Comme l’ont affirmé certains opposants à ce dernier, la recommandation du style architectural néoclassique comme « style privilégié et par défaut » pour les nouveaux bâtiments publics fédéraux étatsuniens, tant aux É.-U. qu’à l’étranger (ainsi que dans le cadre de rénovations, de réductions ou d’agrandissements), signifie la poursuite de l’impérialisme étatsunien. Le Capitole et la Maison-Blanche, tous deux construits à la fin du XVIIIe siècle et mentionnés dans le décret-loi, y sont présentés comme « symboles d’une autonomie gouvernementale démocratique5 », mais n’en demeurent pas moins des emblèmes omniprésents des anciens empires grec et romain, de la colonisation des Amériques, de la destruction des peuples autochtones et de leur environnement, et de l’esclavage des Africains. Importé par les Occidentaux européens, ce style architectural en lui-même témoigne d’une présence coloniale sur un territoire colonisé. En plus de renforcer le conservatisme et l’eurocentrisme incarnés dans l’étatsunisocentrisme, et de saper la liberté et la contemporanéité conceptuelles, le décret est un panégyrique du massacre des peuples américains indigènes, de la réduction en esclavage des Africains et de l’oppression d’autres communautés pour renforcer la suprématie blanche. Par ailleurs, l’idée d’ériger un bâtiment néoclassique aujourd’hui évoque des images de la Deuxième Guerre mondiale : les moments où Benito Mussolini et son empire colonial en Italie, Adolf Hitler et son Troisième Reich, Joseph Staline et son empire, ainsi que d’autres, ont ordonné l’emploi de l’esthétique classique pour marquer de leur empreinte les territoires qu’ils occupaient, uniformiser l’apparence physique de leur présence et glorifier un pouvoir qui n’était certainement pas fondé sur des valeurs démocratiques.

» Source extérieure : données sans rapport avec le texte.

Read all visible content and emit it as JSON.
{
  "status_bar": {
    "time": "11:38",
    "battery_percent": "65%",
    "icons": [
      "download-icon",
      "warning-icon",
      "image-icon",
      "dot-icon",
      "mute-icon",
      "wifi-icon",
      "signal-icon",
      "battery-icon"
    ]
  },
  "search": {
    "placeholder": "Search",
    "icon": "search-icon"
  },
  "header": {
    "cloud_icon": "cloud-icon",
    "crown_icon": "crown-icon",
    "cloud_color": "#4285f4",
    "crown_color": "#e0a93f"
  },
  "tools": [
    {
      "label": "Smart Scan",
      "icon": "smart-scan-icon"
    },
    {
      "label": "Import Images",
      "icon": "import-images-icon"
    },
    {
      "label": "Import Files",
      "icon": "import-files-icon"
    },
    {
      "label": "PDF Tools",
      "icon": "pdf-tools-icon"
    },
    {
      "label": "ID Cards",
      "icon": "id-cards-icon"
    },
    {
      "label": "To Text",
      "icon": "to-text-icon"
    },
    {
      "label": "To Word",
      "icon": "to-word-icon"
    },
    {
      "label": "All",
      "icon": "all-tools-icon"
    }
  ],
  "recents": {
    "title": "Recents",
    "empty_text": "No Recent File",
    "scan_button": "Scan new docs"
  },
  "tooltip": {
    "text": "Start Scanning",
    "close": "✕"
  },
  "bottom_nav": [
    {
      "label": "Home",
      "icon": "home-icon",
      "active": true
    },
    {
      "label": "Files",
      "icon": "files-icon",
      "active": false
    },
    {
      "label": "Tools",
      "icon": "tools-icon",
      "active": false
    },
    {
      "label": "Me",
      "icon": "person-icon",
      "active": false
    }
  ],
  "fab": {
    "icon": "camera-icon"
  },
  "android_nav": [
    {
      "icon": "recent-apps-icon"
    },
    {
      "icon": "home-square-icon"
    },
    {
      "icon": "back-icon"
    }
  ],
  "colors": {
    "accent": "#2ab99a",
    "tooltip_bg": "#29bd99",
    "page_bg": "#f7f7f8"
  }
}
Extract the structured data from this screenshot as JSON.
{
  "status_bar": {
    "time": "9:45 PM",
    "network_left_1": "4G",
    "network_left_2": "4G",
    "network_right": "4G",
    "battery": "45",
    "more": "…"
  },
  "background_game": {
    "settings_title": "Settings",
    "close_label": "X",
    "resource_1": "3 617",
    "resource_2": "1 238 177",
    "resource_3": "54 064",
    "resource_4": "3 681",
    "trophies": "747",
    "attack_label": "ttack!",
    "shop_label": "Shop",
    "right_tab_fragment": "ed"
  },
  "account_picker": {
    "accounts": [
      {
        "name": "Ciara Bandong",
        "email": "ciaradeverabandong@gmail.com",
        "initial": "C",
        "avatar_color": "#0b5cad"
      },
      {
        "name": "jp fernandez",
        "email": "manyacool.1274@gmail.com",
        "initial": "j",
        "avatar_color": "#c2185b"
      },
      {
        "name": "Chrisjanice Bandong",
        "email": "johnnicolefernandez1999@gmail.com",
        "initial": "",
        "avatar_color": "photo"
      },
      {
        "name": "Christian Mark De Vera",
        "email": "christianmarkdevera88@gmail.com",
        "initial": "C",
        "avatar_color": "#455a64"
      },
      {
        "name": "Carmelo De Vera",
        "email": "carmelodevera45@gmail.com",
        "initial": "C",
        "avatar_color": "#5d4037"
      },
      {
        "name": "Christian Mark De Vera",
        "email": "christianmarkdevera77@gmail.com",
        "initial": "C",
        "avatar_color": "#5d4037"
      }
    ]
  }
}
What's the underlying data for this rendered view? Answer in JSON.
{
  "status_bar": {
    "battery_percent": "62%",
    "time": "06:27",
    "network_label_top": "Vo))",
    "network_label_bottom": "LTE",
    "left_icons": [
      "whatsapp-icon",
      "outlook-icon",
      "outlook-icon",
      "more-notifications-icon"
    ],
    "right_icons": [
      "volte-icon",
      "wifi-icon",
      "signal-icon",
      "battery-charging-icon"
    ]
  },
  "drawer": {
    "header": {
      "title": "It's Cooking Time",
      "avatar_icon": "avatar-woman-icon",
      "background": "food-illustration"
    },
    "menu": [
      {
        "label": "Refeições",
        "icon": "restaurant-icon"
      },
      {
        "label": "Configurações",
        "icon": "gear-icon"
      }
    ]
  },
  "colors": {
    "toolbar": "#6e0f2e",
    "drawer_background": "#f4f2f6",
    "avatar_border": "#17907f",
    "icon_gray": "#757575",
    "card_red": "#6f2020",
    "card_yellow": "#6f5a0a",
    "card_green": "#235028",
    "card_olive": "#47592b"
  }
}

Ce décret centralisé va à l’encontre non seulement des Guiding Principles for Federal Architecture des É.-U., émis en 1962, qui empêchaient l’imposition d’un style architectural fédéral uniforme, mais également à l’encontre des initiatives menées par de nombreux formateurs en architecture et le National Architectural Accrediting Board (NAAB) – organisme d’accréditation des programmes d’enseignement de l’architecture – pour « s’assurer que les étudiants comprennent les histoires et théories de l’architecture et de l’urbanisme, telles qu’elles s’articulent autour de différentes forces sociales, culturelles, économiques et politiques sur les plans national et international6 ». Cette démarche invite le corps professoral à revisiter les plans de cours et à étudier et aborder les architectes, les bâtiments, les mouvements, les théories et les événements historiques dans une perspective transculturelle, transnationale et transgéographique. Le décret, en fait, s’oppose à ce point de vue. Il s’oppose à la criticité, à l’inclusion et à la diversité. Il encourage le maintien d’une attitude conservatrice souvent intrinsèque aux principes eurocentriques masculins blancs. Ce n’est pas une critique des intellectuels qui s’identifient comme tels et qui, comme tant d’autres, ont contribué à la production de l’histoire et de la théorie architecturales, mais plutôt un postulat selon lequel ces acteurs, en tant que groupe non-homogène, ne représentent et ne peuvent représenter tout le monde.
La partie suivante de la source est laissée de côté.